Let u = <a, b> and v = <c, d>

See diagram. WLOG, assume u has a smaller angle than v. We can find cos(θ) by constructing a right triangle as shown, and by finding a new vector w, in the same direction as u, which has the correct length to complete our right triangle. Once done, we will have cos(θ) = |w| / |v|.

Let’s consider each vector to be anchored at the origin. So we can say u lies on the line y = (b/a)x, and v lies on the line y = (d/c)x. To find w, let us first find z - the third side of the triangle, which we know must be perpendicular to u, and pass through (c, d).

The line perpendicular to y = (b/a)x and passing through (c, d) is y = (-a/b)(x-c) + d. So this is the line containing the third side of our constructed triangle, z. To find w, then, let’s find its point of intersection with y = (b/a)x, the line containing w.

(b/a)x = (-a/b)(x-c) + d → Setup

(b/a)x = (-a/b)x + (ca/b) + d → Distribute on right

x(b/a + a/b) = (ca/b) + d → Add (a/b)x to both sides, factor out x on left

x(a² + b²) = ca² + dab → Multiply both sides by ab

x = (ca² + dab) / (a² + b²) → Divide both sides by (a² + b²)

x = (ca² + dab) / |u|² → a² + b² is |u|²

y = (b/a)x = (b/a)(ca² + dab) / |u|² → Plug solution for x into (b/a)x, don’t bother simplifying as this form is useful in a moment

So w = <(ca² + dab) / |u|², (b/a)(ca² + dab) / |u|²>. Now we need |w|.
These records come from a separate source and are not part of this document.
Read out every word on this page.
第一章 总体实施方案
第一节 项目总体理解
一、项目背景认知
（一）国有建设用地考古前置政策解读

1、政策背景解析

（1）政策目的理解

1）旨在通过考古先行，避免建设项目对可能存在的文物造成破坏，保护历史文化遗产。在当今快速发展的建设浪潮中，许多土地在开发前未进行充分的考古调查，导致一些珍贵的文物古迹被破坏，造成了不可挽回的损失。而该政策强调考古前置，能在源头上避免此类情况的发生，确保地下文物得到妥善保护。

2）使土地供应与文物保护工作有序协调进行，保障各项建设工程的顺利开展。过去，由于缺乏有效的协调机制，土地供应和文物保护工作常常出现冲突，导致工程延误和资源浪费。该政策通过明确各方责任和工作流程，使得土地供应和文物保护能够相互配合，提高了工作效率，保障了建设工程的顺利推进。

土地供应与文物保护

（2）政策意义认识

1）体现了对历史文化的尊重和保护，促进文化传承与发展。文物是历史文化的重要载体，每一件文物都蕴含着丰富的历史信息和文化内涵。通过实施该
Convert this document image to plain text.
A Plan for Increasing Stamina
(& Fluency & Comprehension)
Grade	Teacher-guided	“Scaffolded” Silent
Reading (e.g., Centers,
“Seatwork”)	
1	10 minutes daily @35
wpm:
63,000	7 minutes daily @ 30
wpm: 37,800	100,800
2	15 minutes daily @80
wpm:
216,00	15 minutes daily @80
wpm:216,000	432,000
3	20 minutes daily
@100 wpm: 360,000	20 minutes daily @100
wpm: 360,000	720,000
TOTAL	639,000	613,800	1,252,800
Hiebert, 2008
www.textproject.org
|w| = sqrt((ca² + dab)² / |u|⁴ + (b²/a²)(ca² + dab)² / |u|⁴) → Plugging into normal |w| formula

|w| = sqrt(((ca² + dab)² / |u|⁴) * (1 + b² / a²)) → Factor out (ca² + dab)² / |u|⁴

|w| = (ca² + dab) / |u|² * sqrt(1 + b² / a²) → Pull (ca² + dab)² / |u|⁴ out of the root

|w| = (ca² + dab) / |u|² * sqrt((a² + b²) / a²) → Combine terms in root to one fraction

|w| = (ca² + dab) / |u|² * |u| / a → Evaluate sqrt

|w| = (ca + db) / |u| → Cancel out |u| and a from numerator and denominator

So this is the length of our adjacent side in the constructed right triangle. Finally, to find cos(θ), divide it by the length of the hypotenuse - which is |v|.

cos(θ) = |w| / |v| = (ac + bd) / (|u||v|)

And note that ac + bd is u•v. So we’re done.

cos(θ) = u•v / (|u||v|), or |u||v|cos(θ) = u•v.

Note that since this formula is symmetric with respect to u and v, our assumption that u’s angle was smaller than v’s angle did not matter - so this should hold regardless of which is larger.